Après avoir affichée à plusieurs reprises sa volonté de bannir de Paris les voitures diesels en 2024, Anne Hidalgo souhaite donc en finir avec les véhicules thermiques bien avant l'échéance 2040 fixée par Nicolas Hulot, ministre de l'Environnement. Début juillet, ce dernier annonçait en effet, dans le cadre de son plan climat, la fin de la vente des voitures à essence et diesels d'ici 2040.

Une « trajectoire » et non une « interdiction »


« Si l'on veut que cet objectif soit atteint, cela implique que la sortie du diesel et de l'essence intervienne plusieurs années avant en zone urbaine, et en particulier dans les grandes villes.

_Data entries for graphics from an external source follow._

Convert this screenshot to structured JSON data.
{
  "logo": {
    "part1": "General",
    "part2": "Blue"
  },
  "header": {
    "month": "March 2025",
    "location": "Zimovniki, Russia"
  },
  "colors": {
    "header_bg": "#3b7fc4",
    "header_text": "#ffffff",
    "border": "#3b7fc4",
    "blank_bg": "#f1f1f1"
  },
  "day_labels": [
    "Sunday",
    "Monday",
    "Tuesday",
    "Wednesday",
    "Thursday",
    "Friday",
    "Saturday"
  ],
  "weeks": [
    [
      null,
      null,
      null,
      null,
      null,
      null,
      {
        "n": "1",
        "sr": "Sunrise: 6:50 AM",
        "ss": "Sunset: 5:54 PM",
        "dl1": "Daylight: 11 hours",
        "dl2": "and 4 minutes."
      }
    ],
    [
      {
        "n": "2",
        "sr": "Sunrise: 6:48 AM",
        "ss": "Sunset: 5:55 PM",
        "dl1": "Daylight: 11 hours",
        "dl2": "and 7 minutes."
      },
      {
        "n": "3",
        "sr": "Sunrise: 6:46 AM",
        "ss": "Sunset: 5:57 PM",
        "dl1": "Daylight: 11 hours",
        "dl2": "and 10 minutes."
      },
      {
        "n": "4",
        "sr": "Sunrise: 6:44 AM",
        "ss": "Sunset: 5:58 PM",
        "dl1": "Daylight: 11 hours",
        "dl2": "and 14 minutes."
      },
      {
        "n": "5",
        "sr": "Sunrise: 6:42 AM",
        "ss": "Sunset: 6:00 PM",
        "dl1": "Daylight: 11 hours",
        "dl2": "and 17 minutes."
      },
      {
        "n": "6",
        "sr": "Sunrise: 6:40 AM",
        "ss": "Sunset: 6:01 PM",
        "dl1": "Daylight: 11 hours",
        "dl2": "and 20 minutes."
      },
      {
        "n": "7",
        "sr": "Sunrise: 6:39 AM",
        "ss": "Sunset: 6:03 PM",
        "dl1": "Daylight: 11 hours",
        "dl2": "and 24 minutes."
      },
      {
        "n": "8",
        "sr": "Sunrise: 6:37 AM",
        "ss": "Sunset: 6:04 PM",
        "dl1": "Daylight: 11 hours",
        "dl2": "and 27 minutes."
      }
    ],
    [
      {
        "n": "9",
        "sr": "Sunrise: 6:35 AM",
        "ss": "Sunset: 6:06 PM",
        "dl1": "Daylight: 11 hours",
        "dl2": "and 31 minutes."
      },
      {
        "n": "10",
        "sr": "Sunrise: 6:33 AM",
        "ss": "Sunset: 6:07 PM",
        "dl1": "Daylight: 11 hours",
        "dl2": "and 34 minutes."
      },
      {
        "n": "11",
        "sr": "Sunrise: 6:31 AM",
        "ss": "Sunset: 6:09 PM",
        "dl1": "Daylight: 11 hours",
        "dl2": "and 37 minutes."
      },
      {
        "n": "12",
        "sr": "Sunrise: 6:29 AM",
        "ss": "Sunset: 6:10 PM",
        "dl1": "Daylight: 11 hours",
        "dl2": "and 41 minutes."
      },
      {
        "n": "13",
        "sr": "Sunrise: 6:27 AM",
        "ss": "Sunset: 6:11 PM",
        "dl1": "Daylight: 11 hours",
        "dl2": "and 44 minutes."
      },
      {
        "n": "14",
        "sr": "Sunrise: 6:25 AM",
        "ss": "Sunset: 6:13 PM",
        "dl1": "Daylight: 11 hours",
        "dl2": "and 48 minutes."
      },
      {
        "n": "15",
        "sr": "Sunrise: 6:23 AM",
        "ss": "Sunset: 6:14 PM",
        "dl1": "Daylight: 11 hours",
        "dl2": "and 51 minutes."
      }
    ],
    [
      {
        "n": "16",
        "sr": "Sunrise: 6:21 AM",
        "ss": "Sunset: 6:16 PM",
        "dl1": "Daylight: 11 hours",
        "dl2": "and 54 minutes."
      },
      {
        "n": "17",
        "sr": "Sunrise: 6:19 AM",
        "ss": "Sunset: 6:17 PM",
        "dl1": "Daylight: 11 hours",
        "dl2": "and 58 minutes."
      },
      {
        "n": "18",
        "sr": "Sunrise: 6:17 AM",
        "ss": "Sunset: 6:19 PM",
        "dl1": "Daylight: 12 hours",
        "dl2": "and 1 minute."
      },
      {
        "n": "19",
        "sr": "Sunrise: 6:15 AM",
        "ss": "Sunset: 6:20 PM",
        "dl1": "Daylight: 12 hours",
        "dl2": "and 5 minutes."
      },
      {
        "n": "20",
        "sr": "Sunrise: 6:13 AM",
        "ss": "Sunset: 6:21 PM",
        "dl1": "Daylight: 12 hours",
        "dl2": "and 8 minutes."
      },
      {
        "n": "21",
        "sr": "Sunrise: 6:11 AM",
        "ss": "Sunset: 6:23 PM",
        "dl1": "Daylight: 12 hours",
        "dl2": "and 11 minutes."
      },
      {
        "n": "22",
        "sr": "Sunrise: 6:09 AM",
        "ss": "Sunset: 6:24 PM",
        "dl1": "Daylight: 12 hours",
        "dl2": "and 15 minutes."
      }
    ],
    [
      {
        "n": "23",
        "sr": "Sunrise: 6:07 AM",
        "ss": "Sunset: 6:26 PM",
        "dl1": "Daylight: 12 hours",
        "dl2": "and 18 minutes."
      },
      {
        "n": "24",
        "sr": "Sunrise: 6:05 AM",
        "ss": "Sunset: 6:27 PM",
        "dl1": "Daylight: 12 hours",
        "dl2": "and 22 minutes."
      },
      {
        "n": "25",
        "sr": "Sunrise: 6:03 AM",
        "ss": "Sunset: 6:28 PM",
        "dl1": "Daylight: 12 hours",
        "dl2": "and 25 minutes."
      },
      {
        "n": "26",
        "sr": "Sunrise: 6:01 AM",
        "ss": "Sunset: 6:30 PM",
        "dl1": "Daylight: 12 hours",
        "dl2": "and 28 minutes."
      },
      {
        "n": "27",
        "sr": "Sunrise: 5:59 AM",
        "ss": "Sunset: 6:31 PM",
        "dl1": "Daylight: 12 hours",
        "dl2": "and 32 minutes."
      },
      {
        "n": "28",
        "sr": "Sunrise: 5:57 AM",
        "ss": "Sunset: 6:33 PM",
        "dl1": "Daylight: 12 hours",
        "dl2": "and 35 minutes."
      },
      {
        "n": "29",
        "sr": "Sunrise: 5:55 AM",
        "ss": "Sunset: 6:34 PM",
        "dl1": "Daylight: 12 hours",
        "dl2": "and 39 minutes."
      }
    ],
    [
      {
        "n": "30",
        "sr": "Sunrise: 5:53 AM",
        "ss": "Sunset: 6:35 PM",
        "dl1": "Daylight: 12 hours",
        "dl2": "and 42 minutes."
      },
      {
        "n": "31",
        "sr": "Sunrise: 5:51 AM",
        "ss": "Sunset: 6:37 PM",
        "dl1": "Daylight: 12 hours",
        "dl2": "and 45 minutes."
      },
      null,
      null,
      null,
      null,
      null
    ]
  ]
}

Dans le cadre de l'élaboration de son nouveau plan climat air énergie territorial, la ville de Paris va donc inscrire un objectif de fin du diesel sur son territoire en 2024 et de l'essence en 2030. Ce cap tient compte de façon pragmatique de l'évolution de plus en plus rapide du secteur des transports ces dernières années », énonce la mairie de Paris dans un communiqué, qui défend en revanche « toute mesure d’interdiction ou de sanction ».

« Cet objectif n'est en aucun cas formulé dans le plan climat comme une "interdiction" à horizon 2030, mais bien comme une  trajectoire qui semble à la fois crédible et soutenable. Pour y parvenir, Paris compte sur le développement des alternatives et le renforcement des aides financières incitant les particuliers et les professionnels à acheter des véhicules propres. Des échanges avec les constructeurs automobiles vont se poursuivre dans les prochains mois, notamment dans le cadre du C40, pour les associer pleinement à cet objectif », précise-t-il.